Quantitative suspension test for the evaluation of basic sporicidal activity of chemical disinfectants and antiseptics.
EN 14347 is a phase 1 suspension test for the evaluation of basic sporicidal activity in chemical disinfectants. The result of a basic suspension test cannot be used to substantiate product claims and it is not valid for product registration. The test is applicable to active substances (antibacterial biocides) and to formulations under development that are planned to be used in food, industrial, domestic and institutional, medical and veterinary areas.
The standard refers to the parameters to be observed when testing products intended for disinfection. This includes the test microorganism, test temperature, contact time and reference substances.
- Test microorganism refers to the mandatory list of microbes that must be used in the test to determine the antimicrobial activity of the product. The mandatory microorganisms are assumed to represent all microbes in its group.
- Test temperature refers to the temperature in which the test must be conducted. The general assumption is that disinfectants are less effective in low temperatures compared to higher temperatures.
- Contact time refers to the minimum duration a product must remain in contact with the microbes for the product to be effective.
One of the major differences between phase 1 basic suspension tests and phase 2 step 1 suspension tests is that phase 1 basic suspension tests do not include interfering substances in the test procedure.
Refer to the table below for the minimum and additional test conditions.
In this phase 1 suspension test, 8 parts of test product is added to 1-part test microorganism and 1-part water. The mixture is allowed to interact for the duration of the contact time. 0.1 ml of the mixture is transferred to 10 ml TSB with neutralizer for 30 minutes to halt antimicrobial activity. Serial dilution is performed on the mixture, plated and incubated for 4-7 days to allow surviving spores (if any) to proliferate. The colony is counted and compared against the original culture size.

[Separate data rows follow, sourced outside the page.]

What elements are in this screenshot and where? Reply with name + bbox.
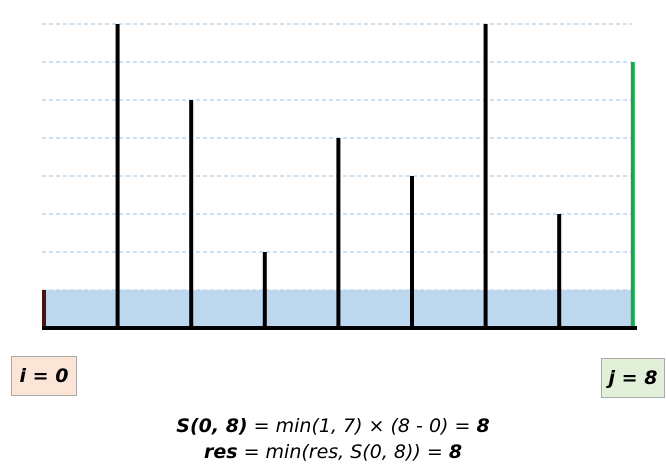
pointer-j-label: j = 8 xyxy=(601,358,665,398)
result-expression: = min(res, S(0, 8)) = xyxy=(237,441,449,463)
area-term: S(0, 8) xyxy=(176,415,248,437)
result-term: res xyxy=(203,441,238,463)
result-value: 8 xyxy=(448,441,463,463)
area-result: 8 xyxy=(476,415,490,437)
area-formula: S(0, 8) = min(1, 7) × (8 - 0) = 8 xyxy=(0,415,666,437)
result-formula: res = min(res, S(0, 8)) = 8 xyxy=(0,441,666,463)
pointer-i-label: i = 0 xyxy=(11,356,77,396)
height-bars xyxy=(42,24,635,328)
area-expression: = min(1, 7) × (8 - 0) = xyxy=(247,415,477,437)
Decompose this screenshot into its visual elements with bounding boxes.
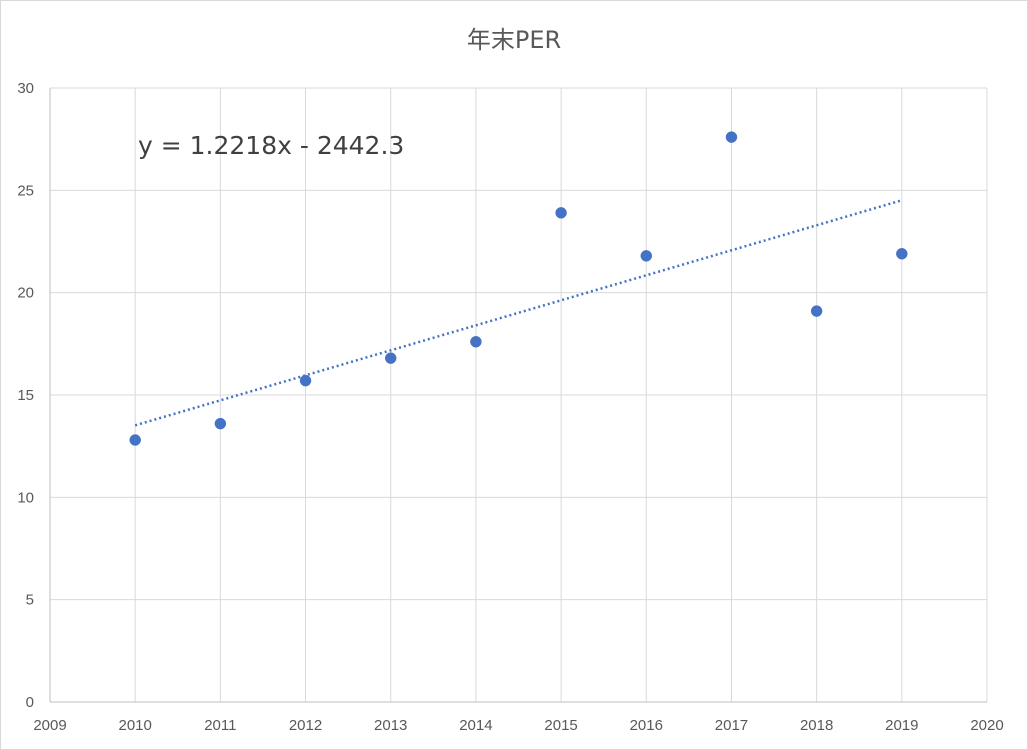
trendline-group bbox=[134, 199, 903, 427]
x-tick-label: 2012 bbox=[289, 717, 322, 734]
data-point bbox=[384, 352, 397, 364]
data-point bbox=[810, 305, 823, 317]
tick-labels: 0 5 10 15 20 25 30 2009 2010 2011 2012 2013 2014 2015… bbox=[17, 80, 1003, 734]
x-tick-label: 2018 bbox=[800, 717, 833, 734]
gridlines bbox=[50, 87, 988, 702]
x-tick-label: 2014 bbox=[459, 717, 492, 734]
x-tick-label: 2017 bbox=[715, 717, 748, 734]
data-point bbox=[129, 434, 141, 446]
y-tick-label: 25 bbox=[17, 182, 34, 199]
axes bbox=[49, 88, 987, 703]
data-point bbox=[896, 248, 908, 260]
data-points bbox=[129, 131, 908, 446]
data-point bbox=[470, 336, 482, 348]
x-tick-label: 2010 bbox=[118, 717, 151, 734]
data-point bbox=[555, 207, 567, 219]
y-tick-label: 20 bbox=[17, 285, 34, 302]
y-tick-label: 30 bbox=[17, 80, 34, 97]
data-point bbox=[640, 250, 653, 262]
y-tick-label: 10 bbox=[17, 489, 34, 506]
trendline-equation: y = 1.2218x - 2442.3 bbox=[138, 131, 404, 160]
x-tick-label: 2015 bbox=[544, 717, 577, 734]
data-point bbox=[725, 131, 738, 143]
y-tick-label: 15 bbox=[17, 387, 34, 404]
trendline bbox=[134, 199, 903, 427]
data-point bbox=[214, 417, 227, 430]
y-tick-label: 5 bbox=[26, 592, 34, 609]
x-tick-label: 2020 bbox=[970, 717, 1003, 734]
y-tick-label: 0 bbox=[26, 694, 34, 711]
x-tick-label: 2019 bbox=[885, 717, 918, 734]
x-tick-label: 2011 bbox=[204, 717, 236, 734]
x-tick-label: 2013 bbox=[374, 717, 407, 734]
x-tick-label: 2016 bbox=[630, 717, 663, 734]
x-tick-label: 2009 bbox=[33, 717, 66, 734]
data-point bbox=[299, 374, 312, 387]
chart-title: 年末PER bbox=[467, 26, 561, 54]
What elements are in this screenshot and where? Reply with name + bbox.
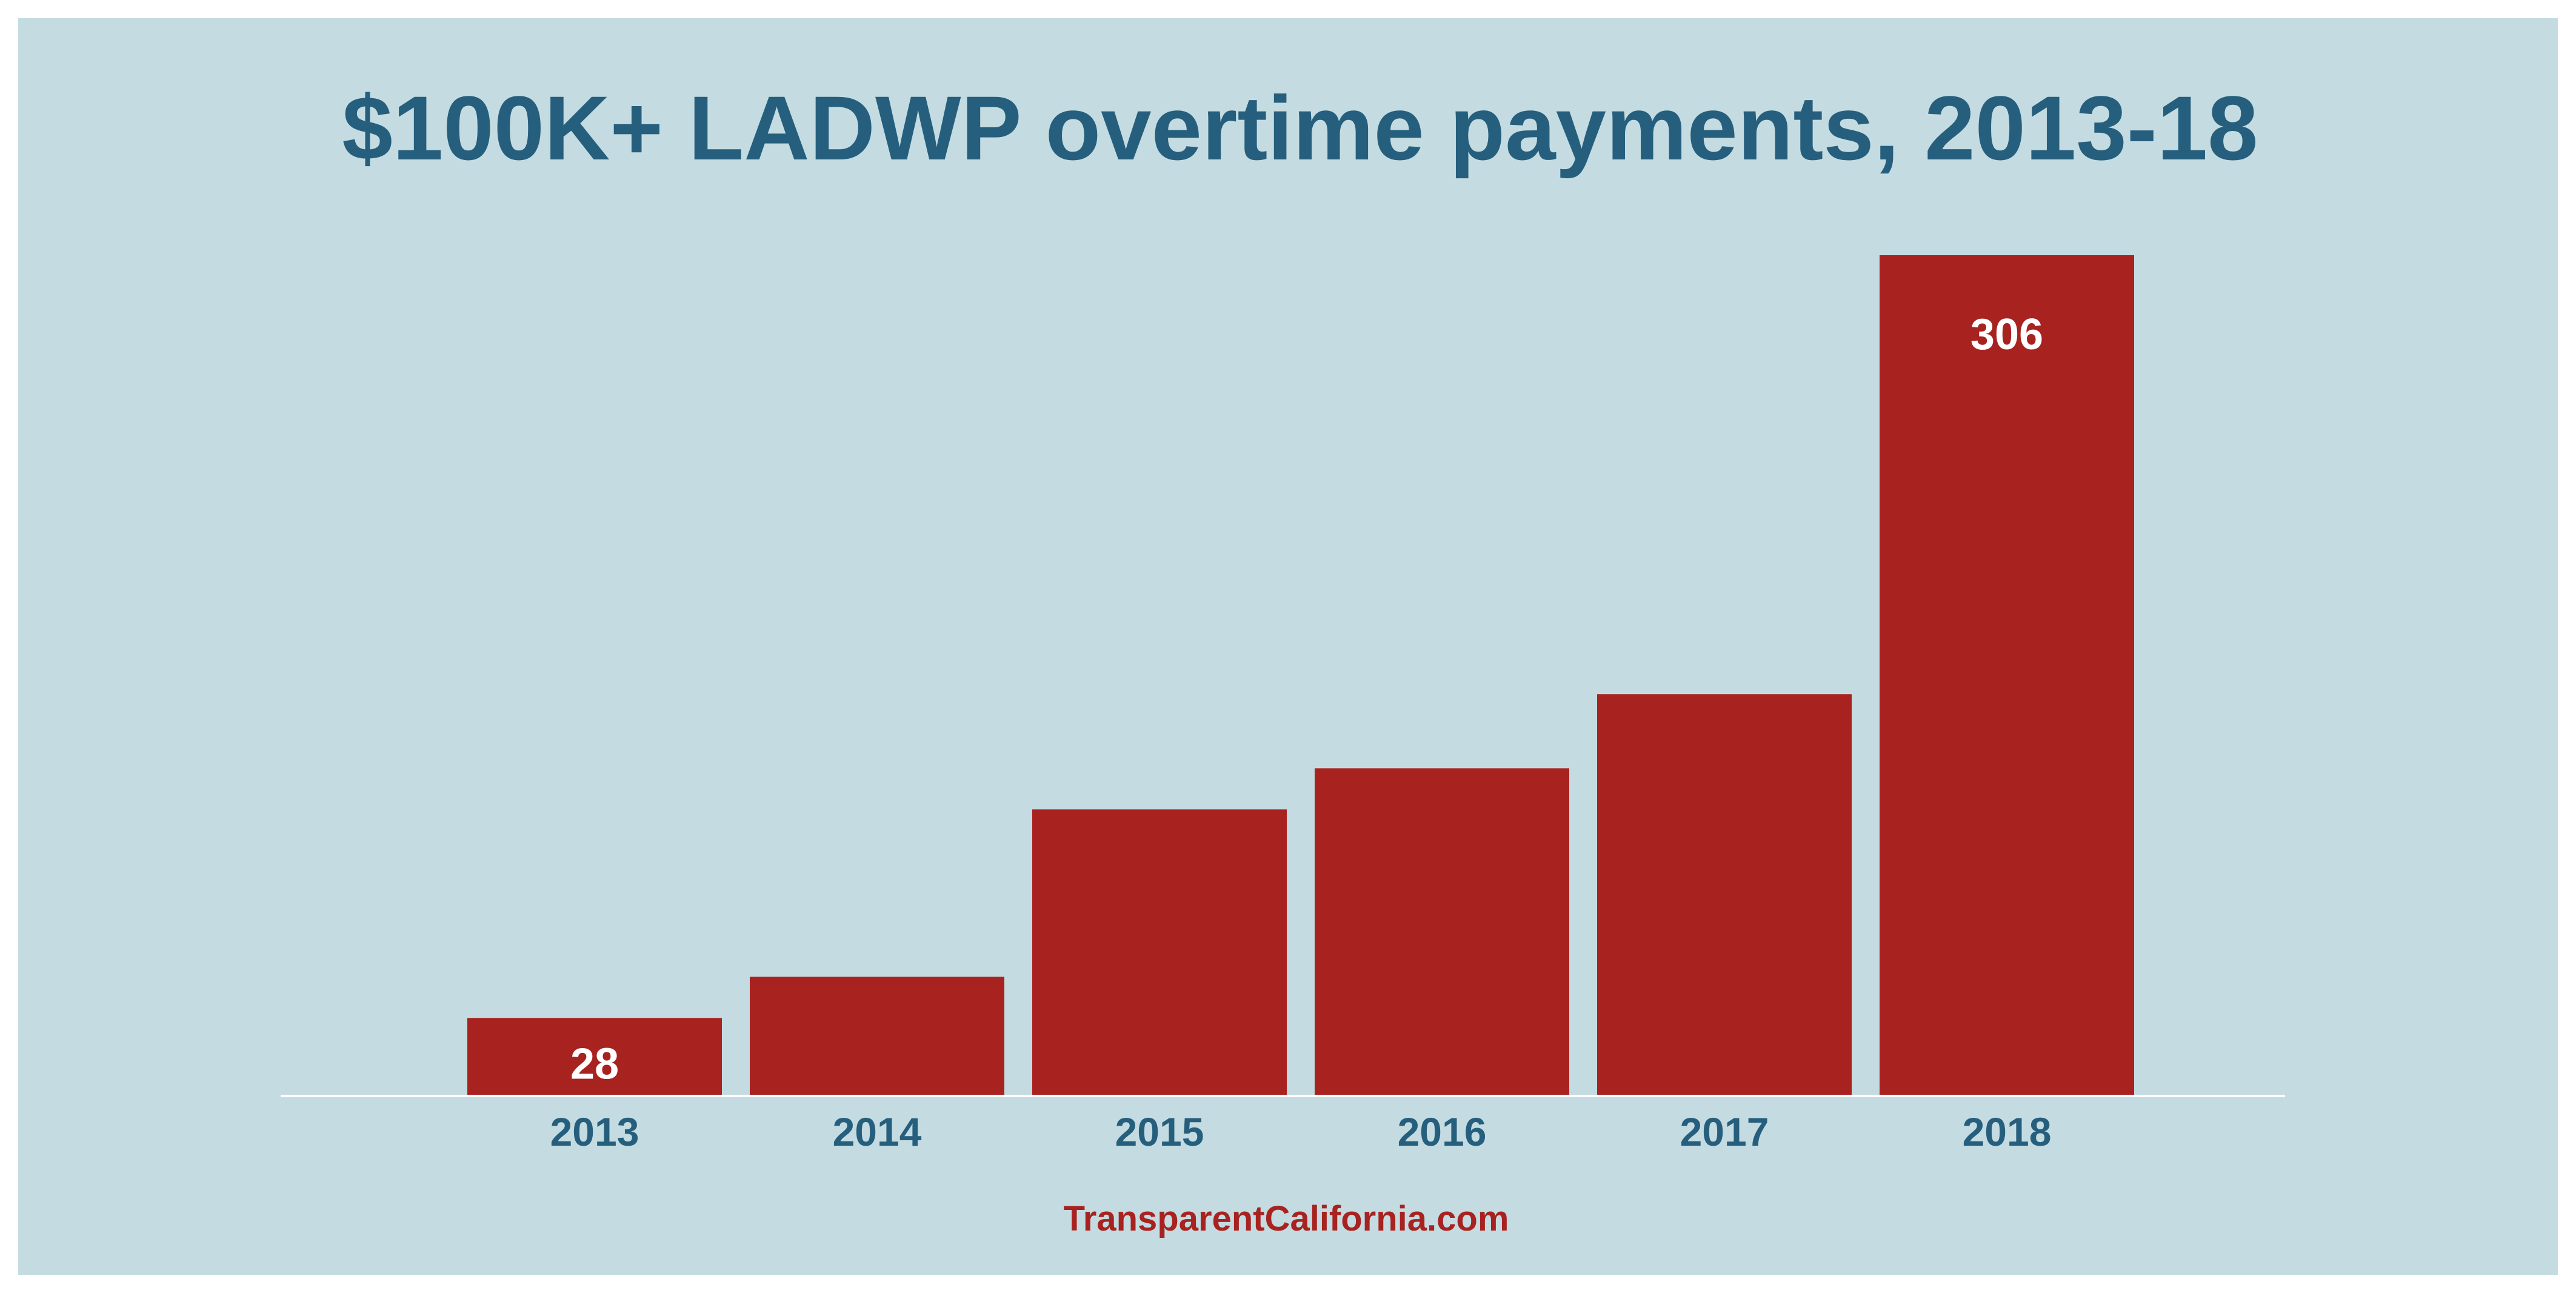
chart-background bbox=[18, 18, 2558, 1275]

The test procedure also includes spore suspension susceptibility controls where the test is repeated with reference test solutions. Bacillus subtilis and Bacillus cereus spores are verified using two concentration levels of glutaraldehyde and peracetic acid solutions.
- With Bacillus subtilis without interfering substance:
- 3.0% (v/v) – 30 min: Glutaraldehyde solution should achieve a lg reduction of 1.55 ± 1.15 lg
- 0.05% (v/v) – 15 min: Peracetic acid solution should achieve a lg reduction of 2.4 ± 0.4 lg
- With Bacillus cereus without interfering substance:
- 1.0% (v/v) – 30 min: Glutaraldehyde solution should achieve a lg reduction of 3.45 ± 0.7 lg
- 0.1% (v/v) – 15 min: Peracetic acid solution should achieve a lg reduction of 1.25 ± 0.5 lg
Log reduction refers to the extent to which a product is capable of reducing the number of microbes. For example, 4-log reduction means the number of microorganisms on a surface has been reduced by 10 000 times. A product that is 99.9% effective against a certain microbe is said to have achieved 3-log reduction against that microbe.
For a product to pass EN 14347, it must be able to achieve 4-log reduction against the respective test microorganisms listed in Table 1. In other words, the product must be able to kill 99.99% bacteria while meeting all the other requirements of the European standard.